Jean-Pierre Denis se souviendra longtemps de ce 18 juin 2020. Aucun appel radiodiffusé, ce jour-là, pour celui qui fut un temps secrétaire général adjoint de l’Élysée sous le gaulliste Jacques Chirac. Mais un aveu, en visioconférence, lors d’un conseil d’administration du Crédit Mutuel de Bretagne : celui, en filigrane, de son échec, face à la Confédération nationale du Crédit Mutuel (CNCM), dont il voulait s’émanciper depuis de nombreuses années, pour faire du Crédit Mutuel Arkéa, « sa » banque.

Mais si Jean-Pierre Denis avait annoncé vouloir « prendre du recul » et « réduire très sensiblement sa présence et son interaction avec l’entreprise » aux administrateurs alors présents, c’était sans compter sur son goût prononcé pour le luxe, et ce quel qu’il soit.

Petite transaction entre amis

Car si l’homme d’affaires travaille désormais à temps partiel dans la banque — pour une rémunération fixe de 530 000 euros tout de même… Jean-Pierre Denis a trouvé à se reconvertir. Et pas n’importe où, puisqu’en grand amateur de vin qu’il est, il a mandaté la filiale phare du Crédit Mutuel Arkéa, Suravenir – déjà propriétaire du Château Calon Ségur, depuis 2012, après avoir déboursé pas moins de 170 millions d’euros —, pour acheter trois domaines viticoles dans le Bordelais, pour une somme estimée à 100 millions d’euros.

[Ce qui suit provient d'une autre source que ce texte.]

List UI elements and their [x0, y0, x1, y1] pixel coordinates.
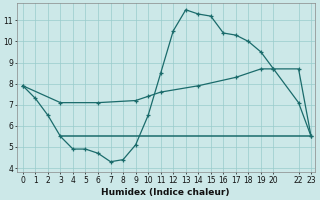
- X-axis label: Humidex (Indice chaleur): Humidex (Indice chaleur): [101, 188, 230, 197]
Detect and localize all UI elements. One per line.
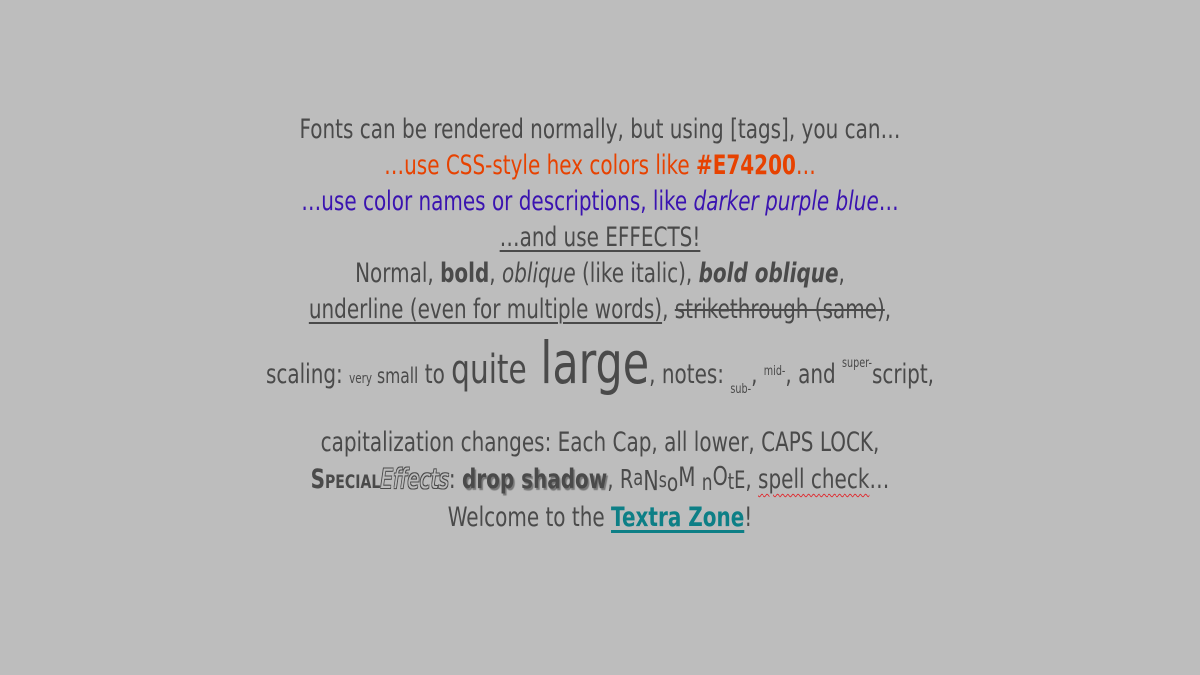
bold-text: bold	[440, 258, 490, 289]
and-text: , and	[785, 359, 843, 390]
strikethrough-text: strikethrough (same)	[674, 294, 885, 325]
line-intro: Fonts can be rendered normally, but usin…	[156, 112, 1044, 148]
midscript-text: mid-	[763, 364, 786, 379]
line-decorations: underline (even for multiple words), str…	[156, 292, 1044, 328]
normal-text: Normal,	[355, 258, 441, 289]
intro-text: Fonts can be rendered normally, but usin…	[299, 114, 901, 145]
line-welcome: Welcome to the Textra Zone!	[156, 500, 1044, 536]
drop-shadow-text: drop shadow	[461, 464, 608, 495]
line-hex-colors: …use CSS-style hex colors like #E74200…	[156, 148, 1044, 184]
hex-ellipsis: …	[795, 150, 816, 181]
large-text: large	[526, 329, 650, 397]
line-effects: …and use EFFECTS!	[156, 220, 1044, 256]
hex-colors-text: …use CSS-style hex colors like	[384, 150, 696, 181]
comma: ,	[607, 464, 620, 495]
ransom-letter: t	[727, 470, 735, 495]
line-special-effects: SpecialEffects: drop shadow, RaNsoM nOtE…	[156, 461, 1044, 500]
exclamation: !	[744, 502, 753, 533]
small-text: small	[372, 364, 419, 388]
very-small-text: very	[349, 371, 373, 387]
italic-note: (like italic),	[575, 258, 699, 289]
ransom-note-text: RaNsoM nOtE	[619, 462, 746, 497]
outline-text: Effects	[380, 464, 449, 495]
line-scaling: scaling: very small to quite large, note…	[156, 328, 1044, 425]
ransom-letter: o	[666, 468, 679, 497]
spell-check-text: spell check	[758, 464, 870, 495]
quite-text: quite	[451, 347, 527, 393]
superscript-text: super-	[842, 356, 872, 371]
bold-oblique-text: bold oblique	[698, 258, 839, 289]
ellipsis: …	[869, 464, 890, 495]
line-styles: Normal, bold, oblique (like italic), bol…	[156, 256, 1044, 292]
comma: ,	[751, 359, 764, 390]
color-description: darker purple blue	[693, 186, 879, 217]
color-names-ellipsis: …	[878, 186, 899, 217]
scaling-label: scaling:	[265, 359, 350, 390]
line-capitalization: capitalization changes: Each Cap, all lo…	[156, 425, 1044, 461]
colon: :	[448, 464, 462, 495]
welcome-text: Welcome to the	[447, 502, 612, 533]
text-showcase: Fonts can be rendered normally, but usin…	[0, 112, 1200, 536]
small-caps-text: Special	[310, 464, 381, 495]
ransom-letter: M	[678, 462, 696, 493]
ransom-letter: E	[734, 466, 746, 494]
ransom-letter: R	[619, 465, 634, 495]
ransom-letter: s	[658, 468, 667, 492]
comma: ,	[489, 258, 502, 289]
comma: ,	[884, 294, 892, 325]
notes-label: , notes:	[649, 359, 731, 390]
capitalization-text: capitalization changes: Each Cap, all lo…	[320, 427, 880, 458]
ransom-letter: O	[712, 462, 728, 492]
ransom-letter: N	[643, 464, 659, 497]
line-color-names: …use color names or descriptions, like d…	[156, 184, 1044, 220]
comma: ,	[745, 464, 759, 495]
hex-code: #E74200	[695, 150, 796, 181]
textra-zone-link[interactable]: Textra Zone	[611, 502, 745, 533]
oblique-text: oblique	[501, 258, 576, 289]
underline-text: underline (even for multiple words)	[308, 294, 663, 325]
comma: ,	[838, 258, 845, 289]
subscript-text: sub-	[730, 382, 752, 397]
ransom-letter: n	[701, 470, 713, 496]
ransom-letter: a	[633, 466, 644, 491]
effects-text: …and use EFFECTS!	[499, 222, 701, 253]
color-names-text: …use color names or descriptions, like	[301, 186, 694, 217]
script-text: script,	[871, 359, 935, 390]
comma: ,	[662, 294, 675, 325]
to-text: to	[418, 359, 452, 390]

Lubie personnelle ? Projet malencontreux ? Désir d’enrichissement ? Nul ne sait trop quoi penser de cette acquisition aux frais des sociétaires de Suravenir. Qui avaient d’ailleurs déjà dû par le passé affronter la mauvaise gestion par les patrons du Crédit Mutuel Arkéa de sa filiale. En 2017, Suravenir avait en effet versé 550 millions d’euros de dividendes à Arkéa dans le but de gonfler le bilan de la banque en prévision de son indépendance – qui ne verra jamais le jour. Une politique dangereuse et contraire à l’intérêt des assurés, qui obligea la banque bretonne à recapitaliser sa filiale en urgence deux ans plus tard.

S’exprimant au sujet des trois vignobles, le patron (en retrait) du Crédit Mutuel Arkéa assure que « notre démarche s’inscrit dans le temps ». « Nous avons une approche respectueuse de l’histoire, du terroir et des équipes et nous allons engager un projet de développement cohérent et ambitieux sur le long terme ». Officiellement, rien à voir, donc, avec les liens qu’entretient le patron du Crédit Mutuel Arkéa avec François et François-Henri Pinault.

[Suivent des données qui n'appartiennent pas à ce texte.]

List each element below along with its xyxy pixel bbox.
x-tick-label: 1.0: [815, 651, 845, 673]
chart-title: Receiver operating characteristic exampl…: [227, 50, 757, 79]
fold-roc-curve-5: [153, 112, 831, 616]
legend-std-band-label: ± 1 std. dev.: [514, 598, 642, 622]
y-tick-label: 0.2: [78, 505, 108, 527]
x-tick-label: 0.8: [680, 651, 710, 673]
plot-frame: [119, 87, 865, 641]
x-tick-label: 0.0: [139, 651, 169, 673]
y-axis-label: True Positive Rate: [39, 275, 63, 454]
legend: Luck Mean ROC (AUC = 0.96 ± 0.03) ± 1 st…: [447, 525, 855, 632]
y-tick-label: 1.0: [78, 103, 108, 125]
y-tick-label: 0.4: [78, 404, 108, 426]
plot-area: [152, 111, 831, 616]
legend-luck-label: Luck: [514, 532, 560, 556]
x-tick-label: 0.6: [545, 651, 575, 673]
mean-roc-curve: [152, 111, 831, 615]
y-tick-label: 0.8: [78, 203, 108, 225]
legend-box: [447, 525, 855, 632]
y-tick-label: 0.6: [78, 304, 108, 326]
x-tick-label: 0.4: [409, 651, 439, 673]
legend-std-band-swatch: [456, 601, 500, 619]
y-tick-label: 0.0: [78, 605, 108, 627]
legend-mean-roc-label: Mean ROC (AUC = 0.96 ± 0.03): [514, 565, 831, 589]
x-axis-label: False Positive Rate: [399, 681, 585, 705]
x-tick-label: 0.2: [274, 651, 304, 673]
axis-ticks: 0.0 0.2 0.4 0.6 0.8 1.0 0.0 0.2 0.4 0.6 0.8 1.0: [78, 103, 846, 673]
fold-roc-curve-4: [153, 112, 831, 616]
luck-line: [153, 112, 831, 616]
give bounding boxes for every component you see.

Les trois hommes se connaissent pourtant (très) bien. Le premier est en effet administrateur de l’entreprise de Luxe — encore et toujours — Kering, dirigée par François-Henri et fondée par son père, François Pinault. En résumé, Jean-Pierre Denis a fait l’acquisition, via une filiale de la banque qu’il préside, de trois domaines viticoles à plusieurs dizaines de millions d’euros, auprès d’une holding familiale avec laquelle il entretient des liens financiers. La boucle est bouclée.

Cette petite transaction entre amis aura au moins le mérite de satisfaire toutes les parties : la famille Pinault récolte une somme rondelette bienvenue par les temps qui courent et Jean-Pierre Denis soigne ses relations avec les deux magnats du Luxe tout en s’offrant un domaine viticole de plusieurs hectares, le tout avec l’argent des sociétaires de Suravenir, qui resteront quant à eux les grands perdants de l’histoire. Rien d’étonnant lorsqu’il s’agit de Jean-Pierre Denis.